Contacter le médecin prescripteur pour régulariser ou clarifier la prescription
Le médecin prescripteur peut corriger une erreur matérielle, confirmer une posologie, justifier une mention particulière ou établir une nouvelle ordonnance conforme. Cette étape résout une grande partie des litiges sans procédure disciplinaire, surtout lorsque le refus repose sur une difficulté technique plutôt que sur une suspicion de fraude.
Elle permet aussi d’éviter un désaccord sur la substitution ou sur le remplacement d’un médicament. Si le pharmacien évoque l’absence d’accord exprès du médecin pour un changement, une clarification du prescripteur peut suffire à débloquer la situation. Pour aller plus loin, il reste la voie ordinale si le refus paraît toujours injustifié.
Saisir l’Ordre des pharmaciens ou engager un recours si le refus paraît abusif
Lorsque le refus semble infondé, le patient peut saisir l’Ordre des pharmaciens et, selon le cas, rechercher la responsabilité civile, disciplinaire ou pénale. La plainte doit reposer sur des faits précis, des pièces et une chronologie claire. Un refus illégal n’est pas présumé, il doit être démontré.

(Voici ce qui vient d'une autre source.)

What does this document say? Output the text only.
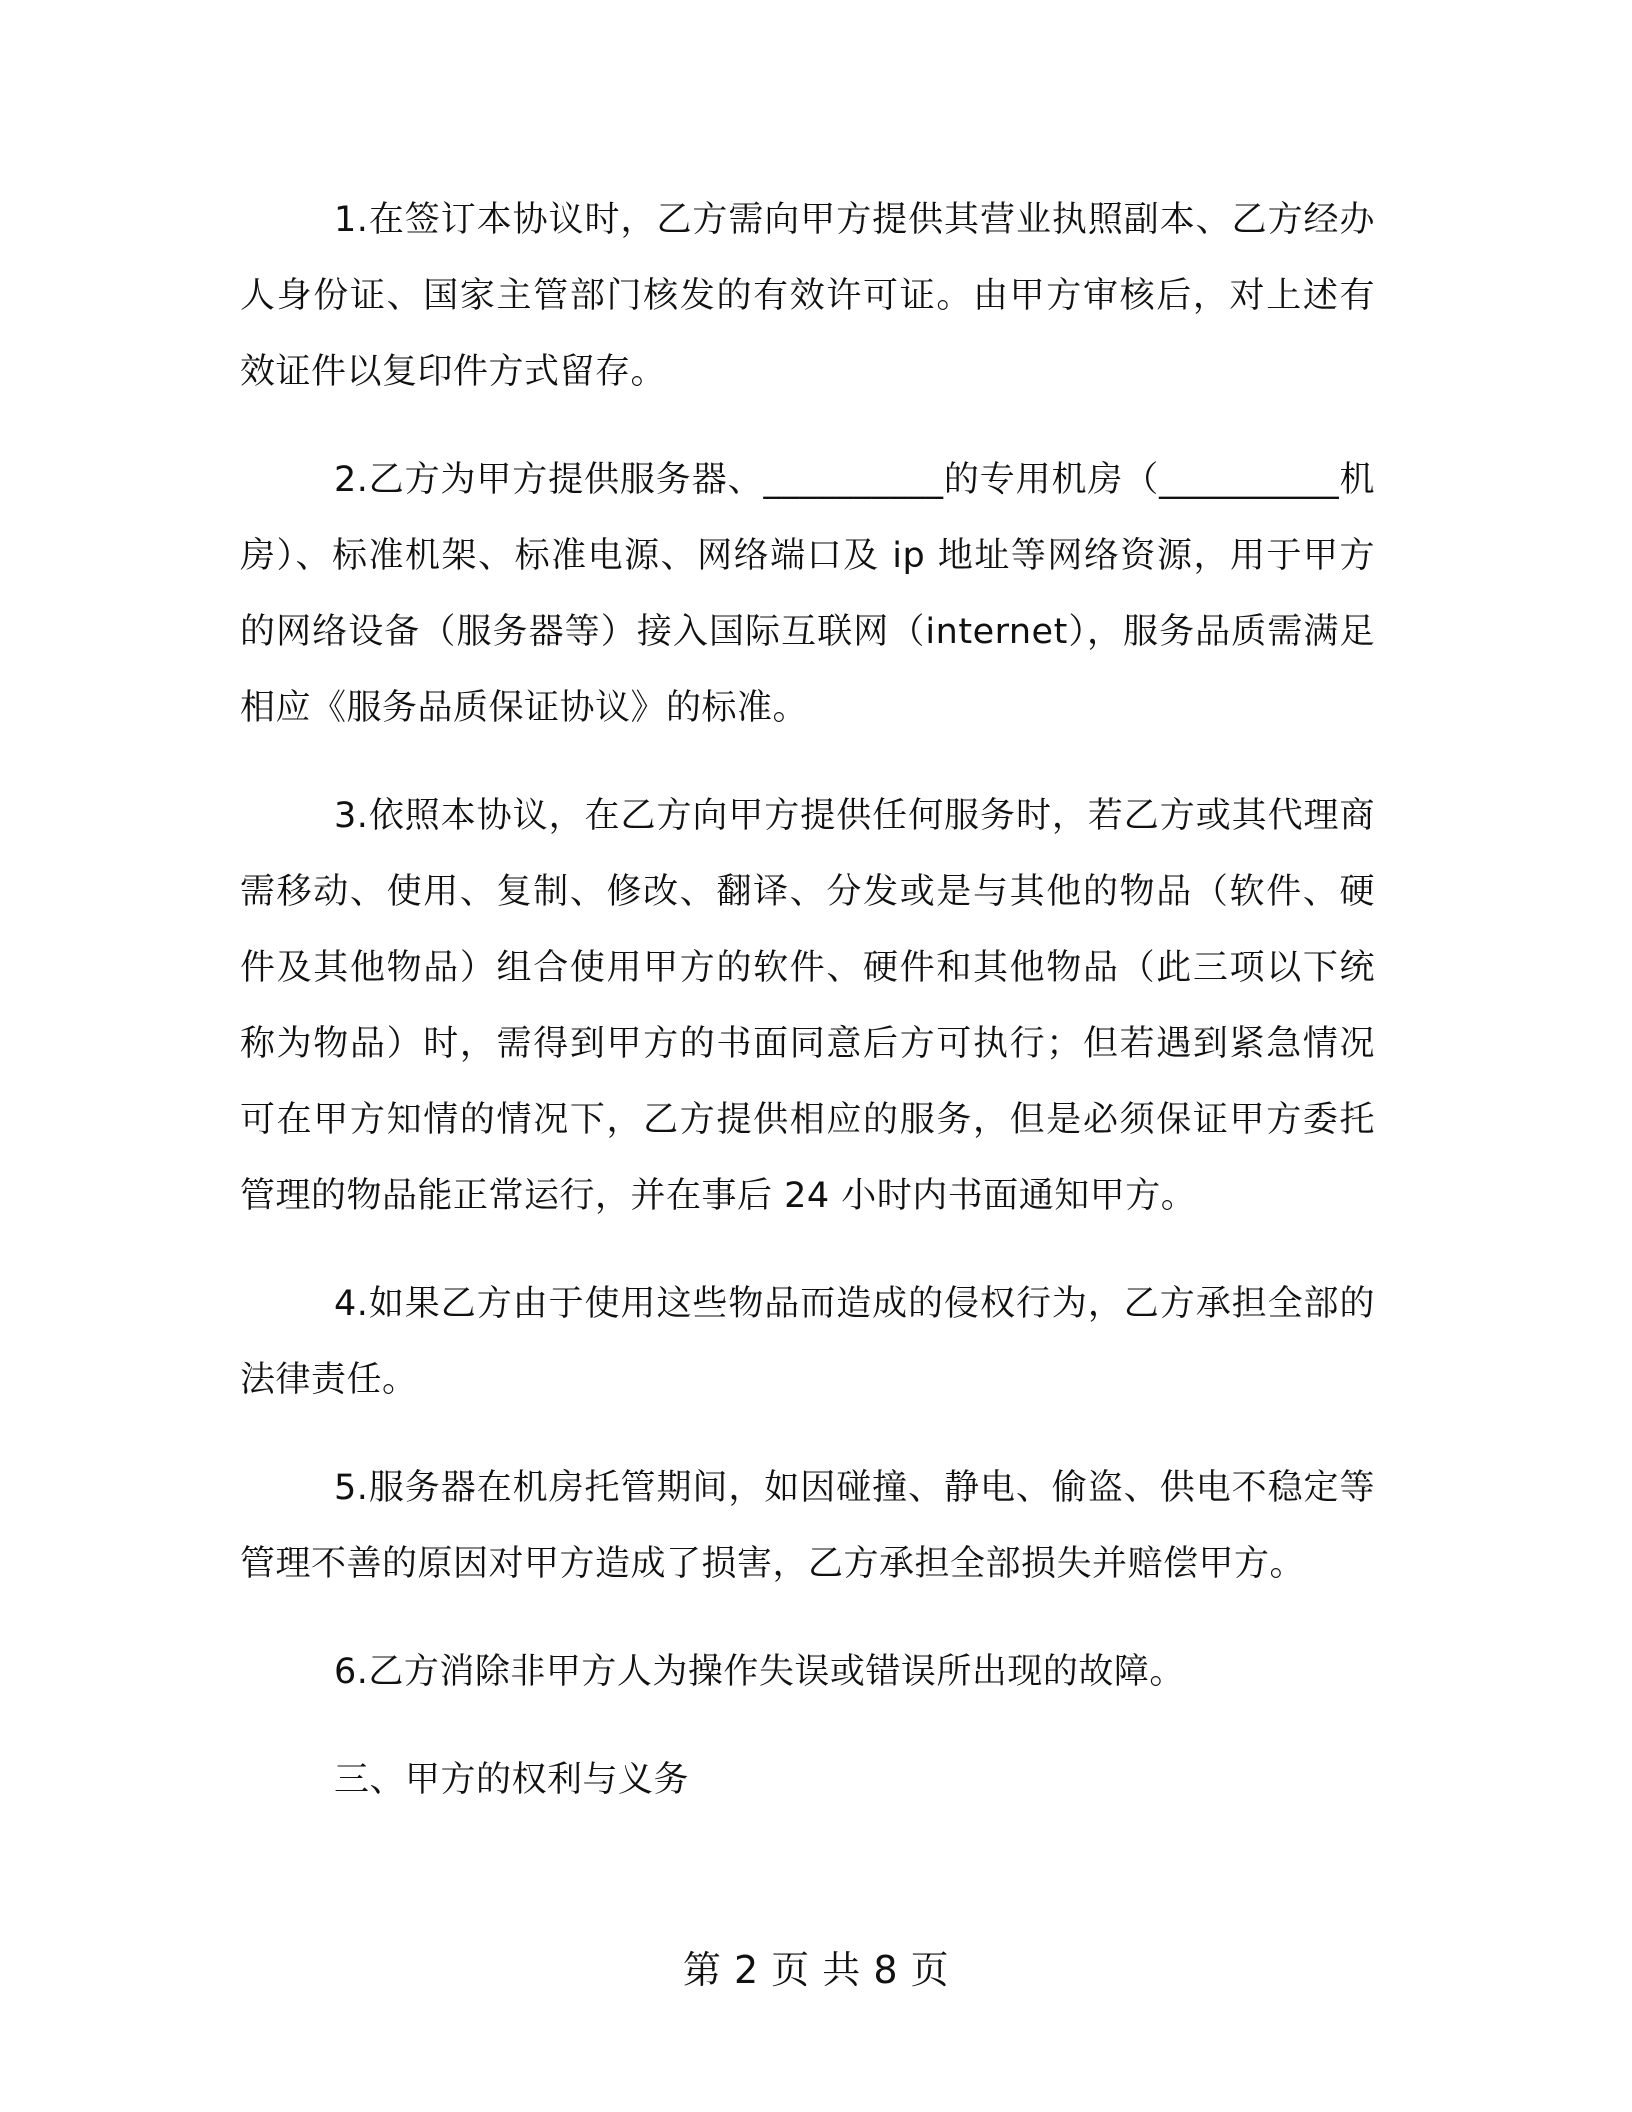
1.在签订本协议时，乙方需向甲方提供其营业执照副本、乙方经办人身份证、国家主管部门核发的有效许可证。由甲方审核后，对上述有效证件以复印件方式留存。

2.乙方为甲方提供服务器、__________的专用机房（__________机房）、标准机架、标准电源、网络端口及 ip 地址等网络资源，用于甲方的网络设备（服务器等）接入国际互联网（internet），服务品质需满足相应《服务品质保证协议》的标准。

3.依照本协议，在乙方向甲方提供任何服务时，若乙方或其代理商需移动、使用、复制、修改、翻译、分发或是与其他的物品（软件、硬件及其他物品）组合使用甲方的软件、硬件和其他物品（此三项以下统称为物品）时，需得到甲方的书面同意后方可执行；但若遇到紧急情况可在甲方知情的情况下，乙方提供相应的服务，但是必须保证甲方委托管理的物品能正常运行，并在事后 24 小时内书面通知甲方。

4.如果乙方由于使用这些物品而造成的侵权行为，乙方承担全部的法律责任。

5.服务器在机房托管期间，如因碰撞、静电、偷盗、供电不稳定等管理不善的原因对甲方造成了损害，乙方承担全部损失并赔偿甲方。

6.乙方消除非甲方人为操作失误或错误所出现的故障。

三、甲方的权利与义务

第 2 页 共 8 页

La prudence s’impose cependant. Dans l’affaire tranchée le 8 juillet 2024, le recours du patient a été rejeté et une amende de 1 000 € pour recours abusif avait déjà été prononcée en première instance disciplinaire. Cette donnée rappelle qu’un recours utile repose sur des preuves et non sur de simples affirmations. Pour aller plus loin, il reste à mesurer le risque de sanction pour le pharmacien lui-même.
Le refus peut-il entraîner une sanction pour le pharmacien ?
Oui, un refus peut entraîner une sanction s’il repose sur une faute, une négligence ou une violation des obligations déontologiques. Les responsabilités du pharmacien peuvent être civile, disciplinaire et pénale selon la nature du manquement, par exemple un refus discriminatoire, un défaut d’analyse, une absence d’information du prescripteur ou un abandon injustifié de prise en charge.
À l’inverse, l’absence de refus peut aussi être sanctionnée lorsque le pharmacien délivre malgré un danger ou une non-conformité manifeste. La décision ordinale relative à la morphine, avec une interdiction d’exercer de 2 mois en première instance puis un sursis partiel en appel, montre que la délivrance irrégulière expose également à des conséquences sérieuses. Pour aller plus loin, la question utile n’est donc pas seulement celle du droit de refuser, mais celle de la bonne motivation du refus.
Le droit de refuser une ordonnance existe, mais il fonctionne surtout comme une obligation de sécurité encadrée par des textes précis. La question décisive porte moins sur le refus lui-même que sur sa justification, sa traçabilité et la qualité des contrôles effectués avant la décision.
Lorsqu’un doute subsiste, la voie la plus efficace consiste à faire vérifier la conformité de l’ordonnance et à obtenir une clarification du prescripteur. Cette méthode réduit les litiges et permet de distinguer un refus protecteur d’un refus potentiellement abusif.